楽しい晩御飯

案内されたのは、座敷になってる部屋だった。


「好きなの頼んで!」


相沢さんは、端の席に座った。俺達も靴を脱いで上がる。かねんとしゅんは、相沢さんとメニューを見ている。


「拓夢は、何食べる?」


「適当に頼んでよ」


「わかった」


かねやんは、そう言って相沢さんとしゅんとメニューを見てる。


「気になるの?」


スマホを取ろうとして、やめた俺にまっつんが声をかけてきた。


「あー、うん。来てくれるかなーって」


「返事は?」


そう言われてスマホを見るけど、メッセージはなかった。


「ない」


「忙しいんだろ?そのうち来るよ」


「そうだよな」


店員さんが、やってきてビールを五つ持ってきてくれた。


「じゃあ、明日に乾杯だね」


相沢さんは、そう言ってグラスを持った。


「明日の成功に乾杯」


『かんぱーい』


ゴクゴクと喉を鳴らしながら、全員がビールを飲んだ。


「うまー」


「生きかえった」


「最高です」


「よかった、よかった」


相沢さんは、ニコニコしながらみんなを見つめている。かねやんとしゅんと相沢さんは、店員さんに料理を注文してる。


「凛さんと別れるつもりだよな!」


まっつんは、俺にしか聞こえない声で話してくる。


「うん」


「そうだよな!これが、うまく行ったら拓夢は顔さされるようになるし。世間は、許さないよな」


「わかってる」


「でも、本当は悲しいだろ?」


まっつんは、そう言ってビールを飲んだ。


「俺の気持ち何かどうだっていいんだよ」


「そっか…」


「だってさ!俺が邪魔してるわけだろ?今…」


「邪魔だなんて思ってないだろ?」


「でも、イケナイ事なんだよ!どう頑張ったって」


まっつんは、俺の言葉に眉間に皺を寄せて、「旦那さんと別れないってわかってるんだな」と小さな声で呟いてきた。

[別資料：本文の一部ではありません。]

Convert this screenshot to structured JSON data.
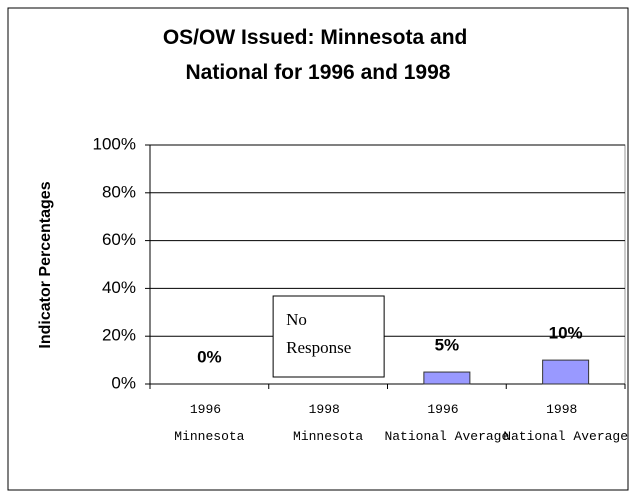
{
  "chart_data": {
    "type": "bar",
    "title": "OS/OW Issued: Minnesota and National for 1996 and 1998",
    "y_label": "Indicator Percentages",
    "categories": [
      "1996 Minnesota",
      "1998 Minnesota",
      "1996 National Average",
      "1998 National Average"
    ],
    "values": [
      0,
      null,
      5,
      10
    ],
    "value_labels": [
      "0%",
      null,
      "5%",
      "10%"
    ],
    "annotation": "No Response",
    "color": "#9999ff",
    "ylim": [
      0,
      100
    ],
    "yticks": [
      {
        "value": 0,
        "label": "0%"
      },
      {
        "value": 20,
        "label": "20%"
      },
      {
        "value": 40,
        "label": "40%"
      },
      {
        "value": 60,
        "label": "60%"
      },
      {
        "value": 80,
        "label": "80%"
      },
      {
        "value": 100,
        "label": "100%"
      }
    ],
    "grid": true
  }
}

「当たり前だろ!入れないんだ。俺は、そこに割って入れない」


「そっか…。仕方ないな」


まっつんは、泣きそうな顔を一瞬、俺に向けて頷いていた。


「お待たせしました」


相沢さん、かねやん、しゅんが頼んだ料理が運ばれてくる。


『いただきまーす』


俺達は、お腹がすいていたから食べた。


「うまー」


「最高です」


下らない話をしながら、沢山笑って、ご飯を食べる。


『ごちそうさまでした』


「いやー、楽しかったよ!未来あるバンドと食べる晩御飯は最高だよ」


相沢さんは、そう言って嬉しそうにニコニコ笑ってくれていた。


「俺達も、めちゃくちゃ楽しかったです」


かねやんの言葉に、俺達全員頷いた。


「明日は、リハーサルもあるから!四時には、ライブハウスに来てもらえるかな?」


『はい』


「ハハハ!元気だねー」


相沢さんは、そう言いながらニコニコと楽しそうにしている。